Shaky handwriting: analysis of the 13th-century script has diagnosed “Essential Tremor”

Shaky handwriting: analysis of the 13th-century script has diagnosed “Essential Tremor”

A NERVOUS condition which earned a medieval scribe the title “Tremulous Hand of Worcester” has finally been diagnosed.

The 13th-century writer, whose identity has never been discovered, is believed to have been a monk at Worcester Priory.
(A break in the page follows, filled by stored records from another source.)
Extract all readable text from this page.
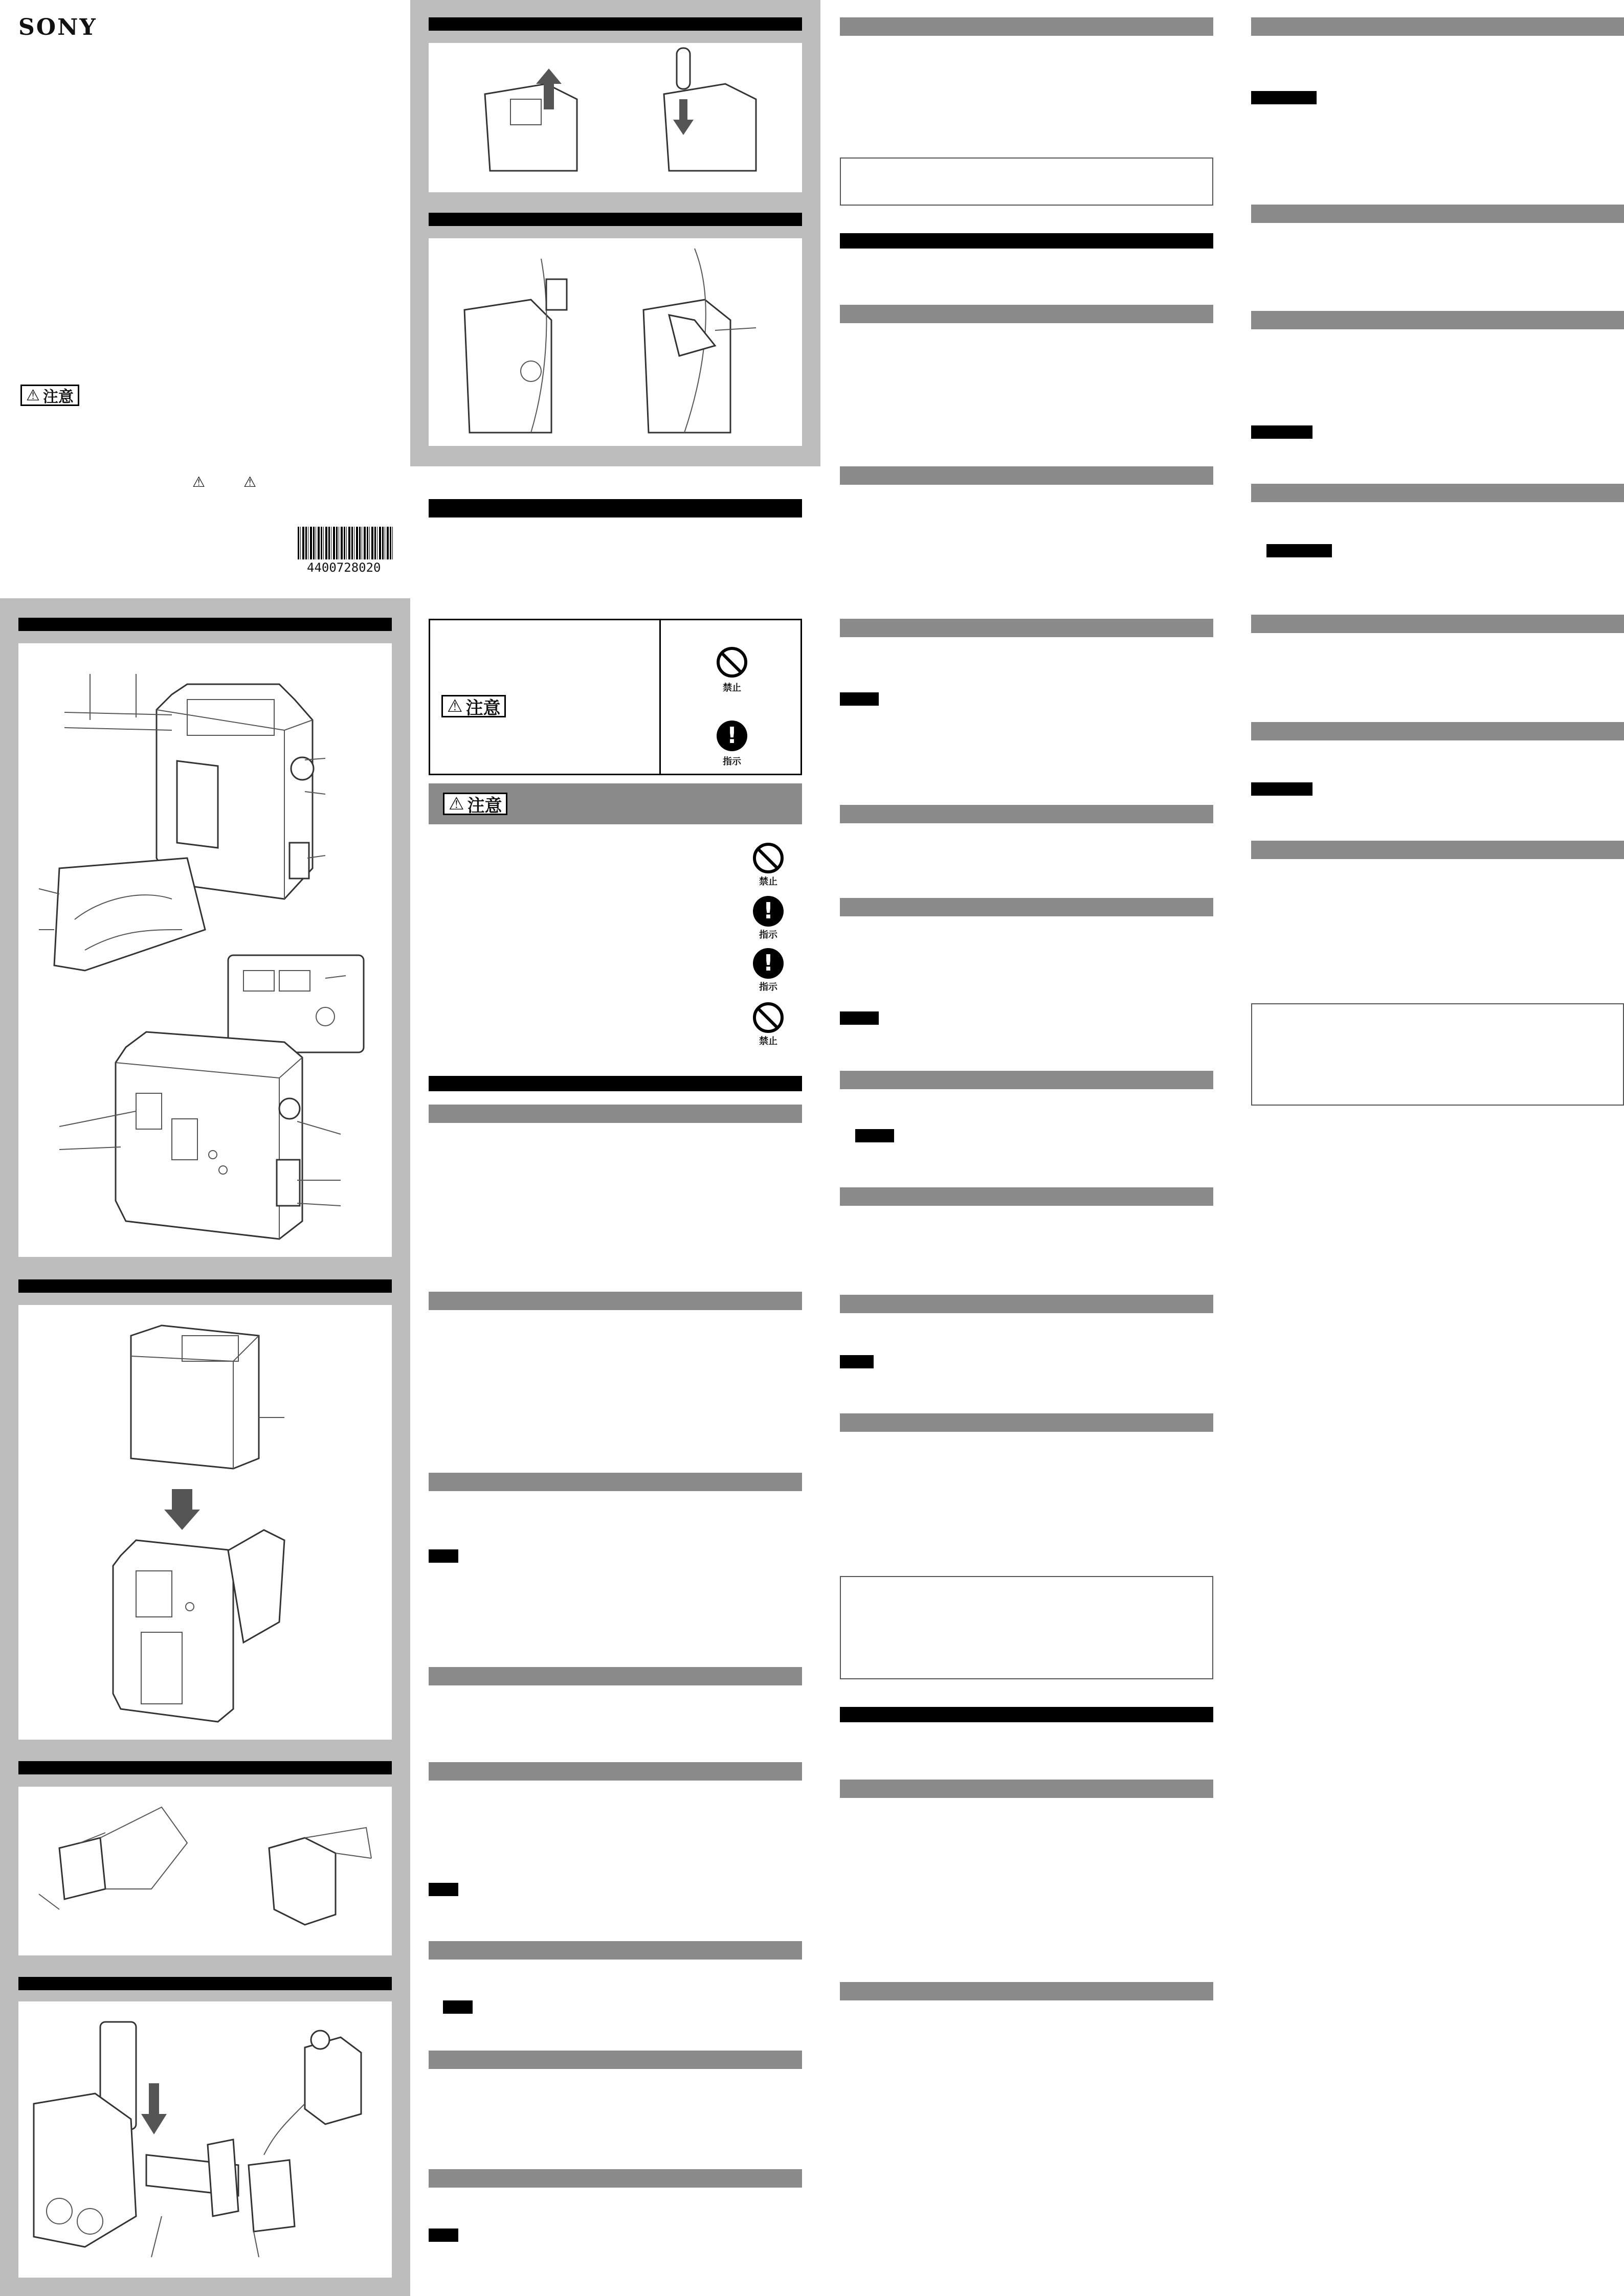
SONY
⚠ 注意
⚠	⚠
4400728020
⚠ 注意
禁止
!
指示
⚠ 注意
禁止
!
指示
!
指示
禁止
His work has been readily recognised in about 20 ancient documents by his distinctive shaky handwriting.

Now, an expert on historic manuscripts at the University of York, Dr Deborah Thorpe, and a consultant neurologist with Leeds Teaching Hospitals NHS Trust, Dr Jane Alty, have analysed his script, and conclude that he suffered from an ailment known as “Essential Tremor”.

It is a common movement disorder that today affects about four in 100 adults over 40. It causes uncontrollable shaking of the hands, and is most noticeable when the sufferer tries to hold a position, or attempt a manual task such as writing.

The “Tremulous Hand” was a “glossator” (from the Greek, γλωσσα — glossa — meaning “tongue” or “language”), a select band who specialised in translating sections of ancient manuscripts, and writing commentaries and explanations, either in the margins or within the text. His forte was translating Anglo-Saxon into Middle English.

“He is important, as he is the only widely known medieval writer with a tremor, and for his unusual interest in translating documents written centuries earlier,” Dr Thorpe said. “People have always been fascinated with him; but this is the first time his writing has been investigated from a joint neurological and historical perspective . . . and the first time medieval handwriting has been analysed by a neurologist with a specialist interest in movement disorders.”

The two experts examined a series of the monk’s writings, comparing them with samples from modern-day patients with different conditions that produce shaking. They were also able to follow his condition’s development as he aged, concluding that he was elderly when he wrote his last manuscript.

Their diagnosis was aided by a lack of any indication that his cognitive function was declining, as would happen with Parkinson’s disease or other neurodegenerative disorders. Also, his writing would improve mid-sentence, suggesting that he had revitalised himself with an alcoholic drink, which is known to reduce shaking in essential-tremor sufferers.

The study, which was funded by the Wellcome Trust and the Centre for Chronic Diseases at the University of York, is published in Brain: A journal of Neurology.